As noted in our previous post, computer, phone, and tablet screens can interfere with our sleep patterns because they emit light in the blue wavelength, which our brains associate with daylight, and with wakefulness (certain e-reader screens don't have this problem). What if you could adjust the wavelength to make it more conducive to sleep?

Changing Your Screen's Color Temperature

That's the idea behind a programs and apps like Flux, which has caught on with a lot of heavy computer users over the last year or so. Flux automatically adjusts the color temperature of the light your computer screen emits according to the time of day. During daylight hours, your screen will look as it normally does. After sundown (or later in the evening), Flux changes the color of the light emitted by your screen to more reddish, lower temperature that's more conducive to sleep.
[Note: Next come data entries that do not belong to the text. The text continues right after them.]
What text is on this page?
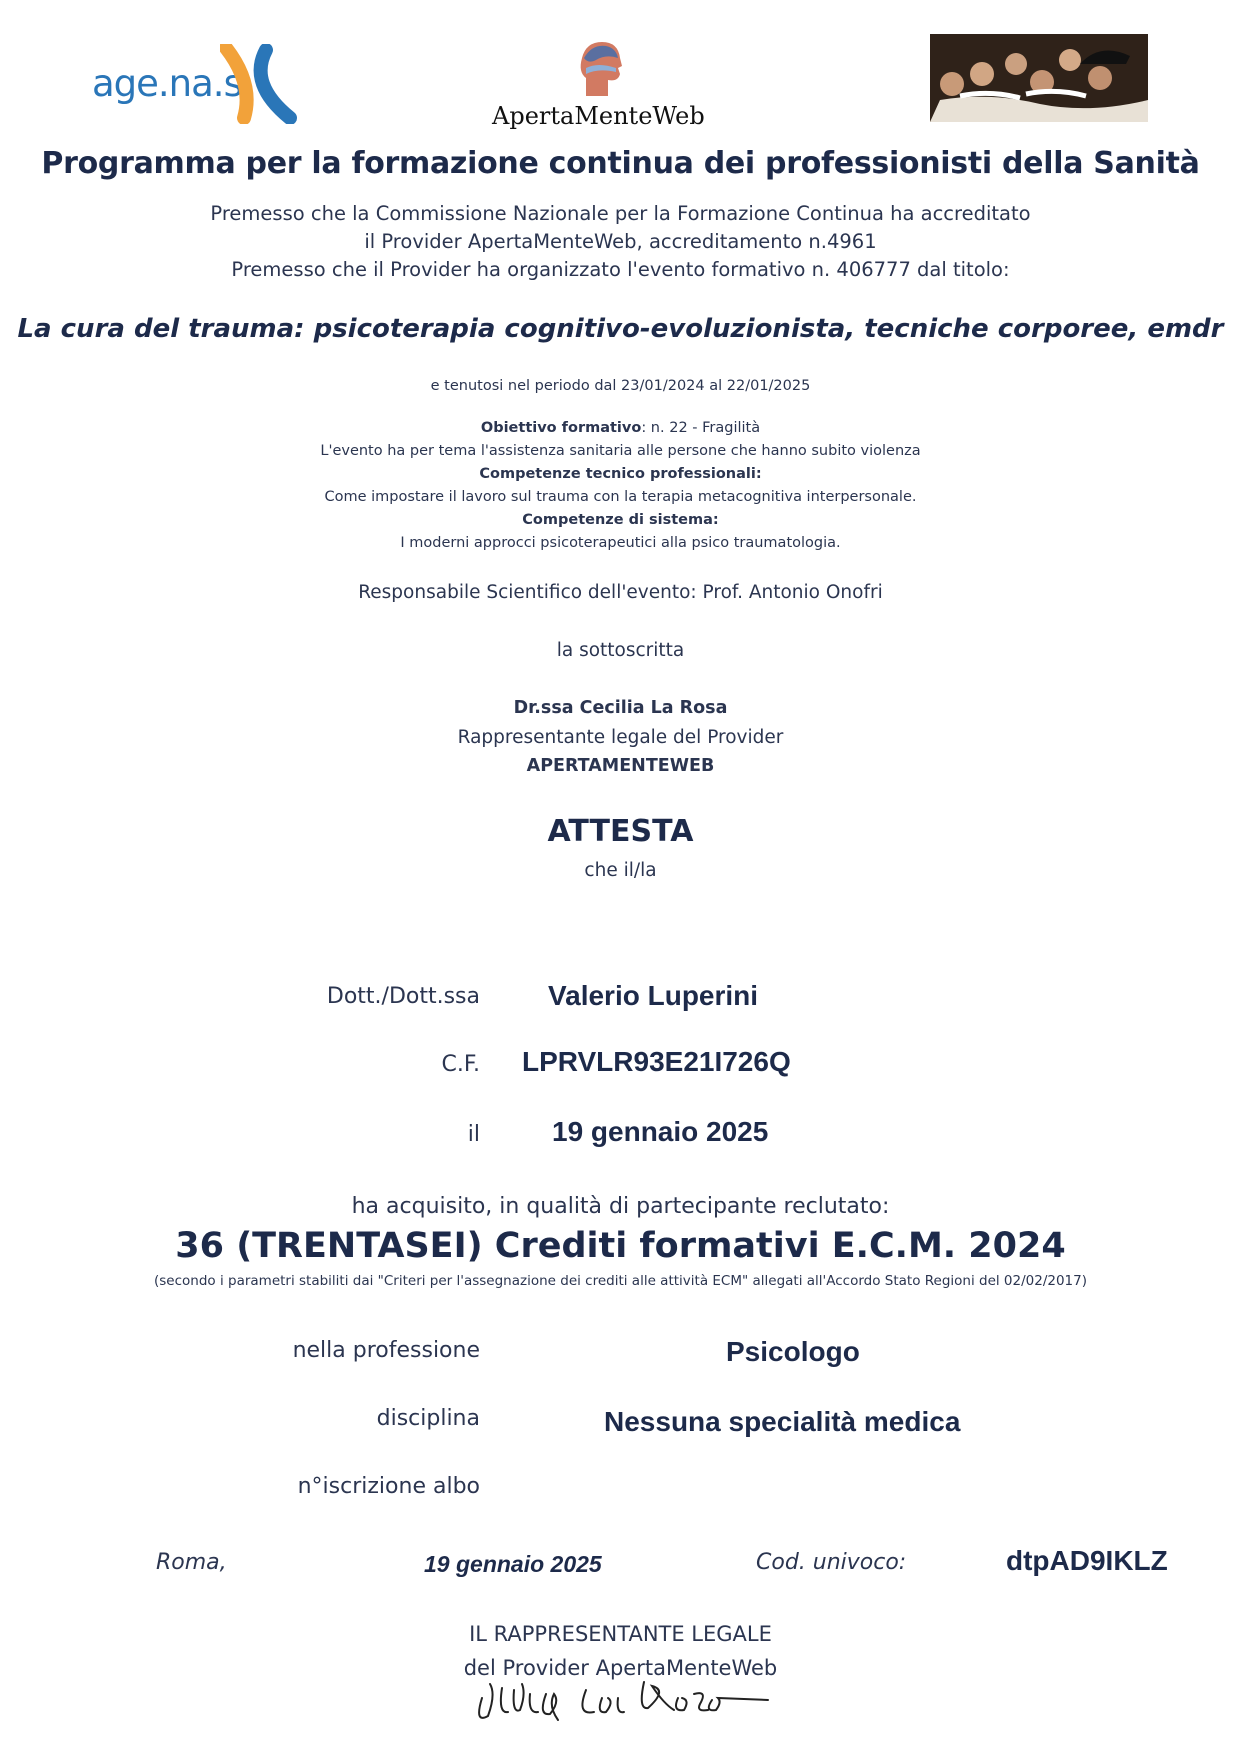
age.na.s.
ApertaMenteWeb
Programma per la formazione continua dei professionisti della Sanità
Premesso che la Commissione Nazionale per la Formazione Continua ha accreditato
il Provider ApertaMenteWeb, accreditamento n.4961
Premesso che il Provider ha organizzato l'evento formativo n. 406777 dal titolo:
La cura del trauma: psicoterapia cognitivo-evoluzionista, tecniche corporee, emdr
e tenutosi nel periodo dal 23/01/2024 al 22/01/2025
Obiettivo formativo: n. 22 - Fragilità
L'evento ha per tema l'assistenza sanitaria alle persone che hanno subito violenza
Competenze tecnico professionali:
Come impostare il lavoro sul trauma con la terapia metacognitiva interpersonale.
Competenze di sistema:
I moderni approcci psicoterapeutici alla psico traumatologia.
Responsabile Scientifico dell'evento: Prof. Antonio Onofri
la sottoscritta
Dr.ssa Cecilia La Rosa
Rappresentante legale del Provider
APERTAMENTEWEB
ATTESTA
che il/la
Dott./Dott.ssa Valerio Luperini
C.F. LPRVLR93E21I726Q
il	19 gennaio 2025
ha acquisito, in qualità di partecipante reclutato:
36 (TRENTASEI) Crediti formativi E.C.M. 2024
(secondo i parametri stabiliti dai "Criteri per l'assegnazione dei crediti alle attività ECM" allegati all'Accordo Stato Regioni del 02/02/2017)
nella professione	Psicologo
disciplina	Nessuna specialità medica
n°iscrizione albo
Roma,	19 gennaio 2025	Cod. univoco:	dtpAD9IKLZ
IL RAPPRESENTANTE LEGALE
del Provider ApertaMenteWeb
Flux has gotten a lot of acclaim, but so far seems to be available only for PCs and Mac computers. One mobile app that we've seen mentioned (such as in this New York Times article) is Twilight, which adjusts the color of light coming from your screen based on the time of day. As with Flux, you can set the app to not activate for certain apps (such as web browser when you're streaming a movie).

Bulbs & Glasses that Offer Better Nighttime Light

A few other would-be solutions go beyond your reading device and change the type of light entering your eyes from your surroundings. One of them, the Drift Light, adapts the light in your room. It's an LED lightbulb that contains circuitry to control how much light it emits, and when. You can use it as a regular bulb, or switch it into "Midnight Mode," which gradually dims over a half hour or so until it finally shuts off.



There are other settings ("Daytime" and "Moonlight") you can use, and in all three modes the Drift Light casts a warmer temperature light than the typical blue light.

The Times article notes that mainstream lightbulb producers have gotten into the business of bulbs that emit less blue light or can be adjusted to do so, including Philips and General Electric.

Another solution (also mentioned in the Times article) takes a totally different approach: altering all the color that comes into your eyes. You wear glasses with orange or amber lenses that filter out blue light from your entire surroundings, from your room lighting to your device screens. A person interviewed in the piece bought a pair of orange-tinted glasses over the Internet for $8, made by the safety-glasses manufacturer Uvex.

There can be many different shades and varieties of colored glasses, and claims that they improve one's ability to sleep may be based on anecdotal evidence rather than scientific studies. Still, with an affordable pair like the one the interviewee mentions, you can try the idea and not be out a lot of money.